Más tarde, los conflictos se concentraron en los proyectos de desregulación laboral. Junto a otras muchas realizaciones muy positivas, como la universalización de la asistencia sanitaria o de la enseñanza, la paternidad de la precariedad actual del mercado de trabajo corresponde a los gobiernos socialistas. Contrariamente a quienes opinan que el problema ha estado en no haber podido aplicar más medidas desreguladoras -como el plan de empleo juvenil de 1988, que luego, por otro lado, se materializo en el famoso 'contrato basura' creado en 1994- por la oposición de unos 'sindicatos sin coraje' (el PP les ha acusado de 'antipatriotas'), opino que la precariedad es uno de los problemas estructurales más negativos de nuestra economía, de nuestro mercado de trabajo y de las dificultades para que nuestros jóvenes puedan construir un proyecto autónomo de vida.

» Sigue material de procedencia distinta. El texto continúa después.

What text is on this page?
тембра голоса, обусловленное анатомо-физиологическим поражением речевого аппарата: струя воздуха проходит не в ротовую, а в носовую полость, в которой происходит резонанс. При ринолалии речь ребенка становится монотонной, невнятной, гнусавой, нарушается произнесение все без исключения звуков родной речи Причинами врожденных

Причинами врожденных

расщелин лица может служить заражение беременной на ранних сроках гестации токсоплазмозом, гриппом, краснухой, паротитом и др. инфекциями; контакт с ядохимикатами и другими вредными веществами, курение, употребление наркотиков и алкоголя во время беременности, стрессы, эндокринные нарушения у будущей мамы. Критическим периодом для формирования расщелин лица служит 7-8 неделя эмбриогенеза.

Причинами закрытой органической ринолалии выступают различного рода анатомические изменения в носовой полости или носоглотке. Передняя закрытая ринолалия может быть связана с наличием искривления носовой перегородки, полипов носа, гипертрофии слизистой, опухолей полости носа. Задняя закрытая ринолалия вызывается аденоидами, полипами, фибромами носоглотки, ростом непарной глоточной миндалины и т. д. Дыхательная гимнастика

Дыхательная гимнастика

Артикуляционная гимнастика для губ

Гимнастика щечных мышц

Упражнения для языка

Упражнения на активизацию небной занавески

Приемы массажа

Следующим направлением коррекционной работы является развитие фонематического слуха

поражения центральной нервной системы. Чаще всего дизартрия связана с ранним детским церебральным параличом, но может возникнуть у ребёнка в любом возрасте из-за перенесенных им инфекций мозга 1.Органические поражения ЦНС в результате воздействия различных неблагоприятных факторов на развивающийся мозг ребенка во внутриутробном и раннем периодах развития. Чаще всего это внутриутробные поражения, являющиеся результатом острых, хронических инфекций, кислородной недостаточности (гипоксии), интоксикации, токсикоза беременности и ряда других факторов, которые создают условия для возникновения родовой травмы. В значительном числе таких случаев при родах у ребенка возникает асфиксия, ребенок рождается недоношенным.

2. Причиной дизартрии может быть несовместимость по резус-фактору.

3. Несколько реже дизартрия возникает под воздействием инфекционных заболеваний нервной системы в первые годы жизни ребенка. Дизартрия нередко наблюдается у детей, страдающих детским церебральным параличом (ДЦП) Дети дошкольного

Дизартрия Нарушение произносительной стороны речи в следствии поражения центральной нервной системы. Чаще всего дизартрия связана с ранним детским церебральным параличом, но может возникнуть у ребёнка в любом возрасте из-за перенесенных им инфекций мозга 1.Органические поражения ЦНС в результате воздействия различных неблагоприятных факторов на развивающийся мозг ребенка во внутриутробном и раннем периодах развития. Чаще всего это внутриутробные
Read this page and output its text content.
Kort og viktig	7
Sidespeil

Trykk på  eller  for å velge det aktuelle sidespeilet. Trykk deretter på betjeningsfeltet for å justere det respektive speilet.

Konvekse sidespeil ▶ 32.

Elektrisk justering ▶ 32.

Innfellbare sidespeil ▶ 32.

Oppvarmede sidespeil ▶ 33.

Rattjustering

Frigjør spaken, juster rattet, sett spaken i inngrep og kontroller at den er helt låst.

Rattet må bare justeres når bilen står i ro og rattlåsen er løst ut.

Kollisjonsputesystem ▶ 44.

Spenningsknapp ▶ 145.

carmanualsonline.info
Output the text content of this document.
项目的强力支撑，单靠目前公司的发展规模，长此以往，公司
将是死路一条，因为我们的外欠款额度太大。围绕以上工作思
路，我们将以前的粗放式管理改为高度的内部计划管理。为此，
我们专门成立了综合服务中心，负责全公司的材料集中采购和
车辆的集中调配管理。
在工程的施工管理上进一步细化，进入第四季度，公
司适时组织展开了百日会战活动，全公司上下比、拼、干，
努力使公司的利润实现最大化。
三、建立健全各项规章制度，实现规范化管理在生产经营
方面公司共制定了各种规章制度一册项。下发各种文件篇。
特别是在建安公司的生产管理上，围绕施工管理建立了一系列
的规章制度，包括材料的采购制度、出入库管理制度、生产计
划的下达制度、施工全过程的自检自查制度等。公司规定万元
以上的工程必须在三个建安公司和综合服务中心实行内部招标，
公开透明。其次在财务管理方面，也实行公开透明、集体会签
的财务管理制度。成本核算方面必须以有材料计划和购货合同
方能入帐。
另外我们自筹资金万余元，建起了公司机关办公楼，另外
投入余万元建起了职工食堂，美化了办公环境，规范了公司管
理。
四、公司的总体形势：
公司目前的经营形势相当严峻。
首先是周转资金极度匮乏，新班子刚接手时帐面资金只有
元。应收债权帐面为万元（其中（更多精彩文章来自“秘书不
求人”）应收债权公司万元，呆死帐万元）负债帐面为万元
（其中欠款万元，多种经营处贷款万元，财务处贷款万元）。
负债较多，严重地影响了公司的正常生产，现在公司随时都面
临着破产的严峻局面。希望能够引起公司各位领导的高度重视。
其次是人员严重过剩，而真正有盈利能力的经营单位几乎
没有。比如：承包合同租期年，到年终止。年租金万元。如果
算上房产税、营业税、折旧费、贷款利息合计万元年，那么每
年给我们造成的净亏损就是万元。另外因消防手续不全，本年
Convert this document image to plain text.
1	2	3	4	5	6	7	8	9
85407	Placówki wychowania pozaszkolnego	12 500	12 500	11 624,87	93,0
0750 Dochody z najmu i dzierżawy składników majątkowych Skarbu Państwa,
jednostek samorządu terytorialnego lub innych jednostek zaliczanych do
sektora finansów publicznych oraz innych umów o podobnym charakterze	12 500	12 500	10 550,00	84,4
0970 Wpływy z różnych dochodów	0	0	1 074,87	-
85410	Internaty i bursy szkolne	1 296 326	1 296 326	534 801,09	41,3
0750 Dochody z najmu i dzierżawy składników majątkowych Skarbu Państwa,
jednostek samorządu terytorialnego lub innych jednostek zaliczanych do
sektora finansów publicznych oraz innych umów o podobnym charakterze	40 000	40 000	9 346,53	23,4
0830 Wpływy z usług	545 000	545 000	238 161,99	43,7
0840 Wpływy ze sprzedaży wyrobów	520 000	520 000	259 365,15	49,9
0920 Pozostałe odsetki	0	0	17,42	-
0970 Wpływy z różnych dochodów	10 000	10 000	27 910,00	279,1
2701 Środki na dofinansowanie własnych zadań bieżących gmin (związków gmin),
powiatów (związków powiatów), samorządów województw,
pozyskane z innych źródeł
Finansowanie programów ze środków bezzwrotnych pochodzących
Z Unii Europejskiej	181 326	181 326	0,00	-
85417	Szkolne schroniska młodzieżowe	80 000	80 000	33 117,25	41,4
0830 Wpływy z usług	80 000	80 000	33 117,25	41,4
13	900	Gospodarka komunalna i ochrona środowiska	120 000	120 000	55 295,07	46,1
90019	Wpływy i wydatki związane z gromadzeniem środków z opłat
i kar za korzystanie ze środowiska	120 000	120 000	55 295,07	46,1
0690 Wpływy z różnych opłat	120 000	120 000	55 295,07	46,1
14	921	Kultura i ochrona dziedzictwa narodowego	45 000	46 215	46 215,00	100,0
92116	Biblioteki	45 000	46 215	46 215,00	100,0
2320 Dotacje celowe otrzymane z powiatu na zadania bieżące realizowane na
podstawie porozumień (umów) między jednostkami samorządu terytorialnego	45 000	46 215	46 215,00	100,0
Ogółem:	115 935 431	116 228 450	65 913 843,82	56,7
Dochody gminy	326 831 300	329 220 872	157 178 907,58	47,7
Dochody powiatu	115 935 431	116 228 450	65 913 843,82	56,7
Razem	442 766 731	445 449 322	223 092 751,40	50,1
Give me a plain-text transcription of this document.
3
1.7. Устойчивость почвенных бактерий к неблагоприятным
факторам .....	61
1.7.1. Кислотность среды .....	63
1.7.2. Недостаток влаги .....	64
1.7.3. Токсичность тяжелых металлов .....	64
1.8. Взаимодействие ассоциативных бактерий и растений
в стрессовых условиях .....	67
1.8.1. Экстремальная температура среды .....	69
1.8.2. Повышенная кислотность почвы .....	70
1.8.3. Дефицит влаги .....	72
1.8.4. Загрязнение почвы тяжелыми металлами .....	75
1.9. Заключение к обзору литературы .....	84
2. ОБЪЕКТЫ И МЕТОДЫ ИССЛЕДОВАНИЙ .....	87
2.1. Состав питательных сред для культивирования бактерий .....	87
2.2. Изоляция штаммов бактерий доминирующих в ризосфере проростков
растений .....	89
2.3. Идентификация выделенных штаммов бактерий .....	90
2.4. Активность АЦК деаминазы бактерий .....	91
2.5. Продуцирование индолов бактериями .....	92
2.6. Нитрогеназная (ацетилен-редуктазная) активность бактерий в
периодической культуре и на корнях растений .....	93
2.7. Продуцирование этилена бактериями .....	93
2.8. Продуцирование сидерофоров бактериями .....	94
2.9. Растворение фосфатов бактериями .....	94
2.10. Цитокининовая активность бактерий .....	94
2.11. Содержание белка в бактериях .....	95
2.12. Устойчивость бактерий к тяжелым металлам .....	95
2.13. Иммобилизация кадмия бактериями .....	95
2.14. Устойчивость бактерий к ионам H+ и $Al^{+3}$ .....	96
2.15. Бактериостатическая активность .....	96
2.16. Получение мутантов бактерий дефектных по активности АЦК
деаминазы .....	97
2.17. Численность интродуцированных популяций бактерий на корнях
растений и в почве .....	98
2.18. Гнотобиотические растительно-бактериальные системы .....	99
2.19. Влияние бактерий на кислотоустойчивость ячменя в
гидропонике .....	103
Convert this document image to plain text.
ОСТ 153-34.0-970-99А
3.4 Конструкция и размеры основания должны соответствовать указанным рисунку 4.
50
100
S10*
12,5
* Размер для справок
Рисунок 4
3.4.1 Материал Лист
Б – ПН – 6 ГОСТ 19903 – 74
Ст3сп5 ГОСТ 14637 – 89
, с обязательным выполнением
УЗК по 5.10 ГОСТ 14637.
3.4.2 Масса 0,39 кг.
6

Es también muy contestable la tesis de que el problema de autonomía lo tuviera el Gobierno socialista. Pienso, por el contrario, que la cuestión se planteaba de manera inversa: fue sobre todo el sindicato quien tuvo que defender su autonomía de los intentos del Gobierno por instrumentalizarlo. No creo, por tanto, que sea muy acertada la referencia que hace González a la experiencia laborista británica (supongo que durante el Gobierno de Harold Wilson). Pero es un tema que no cabe desarrollar en este espacio.

En todo caso, si, como se ha dicho, no hay identidad sin memoria, habría que evitar distorsionar la memoria a conveniencia para no caer en una reescritura de los hechos ni trastocar la identidad de sus protagonistas.